Friday, January 28, 2011
Musical for the 10 Virgins
I am having so much fun in this musical. We had our dress rehearsal last night. It was nerve racking and I didn't think I would remember my part. I tried my best and it worked out. Saturday is the performance.
I play the 7th virgin. I am a foolish virgin. I am "A Women Of Prayer". I always forget to pray. I am too busy or too tired. I know that I should pray. I know that my prayers are answered yet I still can't quite keep it a daily habit. It is really sad when I run out of oil because I am just too busy to buy some ealier and miss the wedding. I don't want this to happen in my real life. I have been trying to do better. I know that God loves me and is always there for me especially in those desperate times of need but He is also there for me with the mundane daily tasks. I need to remember to talk to Him everyday.
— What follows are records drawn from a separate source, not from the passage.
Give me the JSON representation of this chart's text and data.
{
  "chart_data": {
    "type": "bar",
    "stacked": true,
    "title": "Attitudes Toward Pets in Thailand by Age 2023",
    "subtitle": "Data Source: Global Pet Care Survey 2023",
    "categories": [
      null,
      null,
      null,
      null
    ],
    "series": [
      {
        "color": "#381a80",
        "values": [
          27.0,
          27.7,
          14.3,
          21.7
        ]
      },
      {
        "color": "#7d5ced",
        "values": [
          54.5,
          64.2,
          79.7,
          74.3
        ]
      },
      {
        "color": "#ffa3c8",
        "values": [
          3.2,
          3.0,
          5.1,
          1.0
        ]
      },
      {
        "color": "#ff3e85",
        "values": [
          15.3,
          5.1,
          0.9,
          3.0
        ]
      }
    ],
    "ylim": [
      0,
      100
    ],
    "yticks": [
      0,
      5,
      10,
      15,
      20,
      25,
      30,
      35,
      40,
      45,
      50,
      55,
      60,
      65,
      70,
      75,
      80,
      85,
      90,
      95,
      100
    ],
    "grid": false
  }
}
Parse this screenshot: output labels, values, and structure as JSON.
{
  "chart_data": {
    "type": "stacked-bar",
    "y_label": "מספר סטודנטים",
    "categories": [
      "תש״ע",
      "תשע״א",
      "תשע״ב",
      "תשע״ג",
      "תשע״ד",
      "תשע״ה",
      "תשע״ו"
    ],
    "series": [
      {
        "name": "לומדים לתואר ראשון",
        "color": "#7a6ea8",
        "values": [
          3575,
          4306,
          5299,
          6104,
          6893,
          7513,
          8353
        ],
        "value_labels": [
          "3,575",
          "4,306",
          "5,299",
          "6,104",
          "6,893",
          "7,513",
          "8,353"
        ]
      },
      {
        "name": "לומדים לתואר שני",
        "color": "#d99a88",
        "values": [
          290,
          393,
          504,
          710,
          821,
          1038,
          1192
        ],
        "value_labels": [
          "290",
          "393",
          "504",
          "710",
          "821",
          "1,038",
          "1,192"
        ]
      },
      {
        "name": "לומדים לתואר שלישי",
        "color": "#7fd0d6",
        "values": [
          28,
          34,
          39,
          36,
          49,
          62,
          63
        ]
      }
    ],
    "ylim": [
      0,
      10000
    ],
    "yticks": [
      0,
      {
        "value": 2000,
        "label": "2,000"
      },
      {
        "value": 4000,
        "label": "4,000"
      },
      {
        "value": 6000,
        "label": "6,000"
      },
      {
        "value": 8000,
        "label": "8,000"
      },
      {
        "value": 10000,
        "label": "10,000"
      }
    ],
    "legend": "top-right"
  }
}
Some of the other Virgins have such compelling stories too. The story is based on the fictional shopkeeper that makes each women a special lamp just for them. Then each virgins story is told by how she uses her lamp for good or not. One spends all her money on a new dress for the wedding instead of extra oil. One just thinks her lamp is so pretty and she never takes it out or lights it, just sits and admires it. Kind of like not using your talents or not reading your scriptures because you don't want to wrinkle the pages of your new bible. Another sister is always compares her lamp to everyone else and wonders if their lamp is more beautiful and better then hers. Some of the wise virgins are thoughtful and helpful. They light the way for others, they are always busy and serving others but they remember to bring extra oil and are humble and prepared. One sister's lamp accidentally gets broken. She is so sad and when you think she will not make it back to the shop through a storm the shopkeeper is there to lift her up and help her. He repairs her lamp, which is like a tender heart. He forgives and loves everyone.
It has been a wonderful spiritual journey for me to reflect on my life and how I can be better. I have had so much help with my solo and my speaking parts. I have had to step out of my comfort zone and really put in an effort. I hope all goes well on Saturday. It has been fun. I can't believe I am wearing PINK! Oh well, the least of my troubles. :)
Update: Saturday morning's performance went great! Only a few misplaced words in one of my lines but I no one seemed to notice. I nailed the timing on the song and it only got really teary right at the end but everyone was crying so you couldn't blame me. I am so happy it is all over! WHEW!!!!!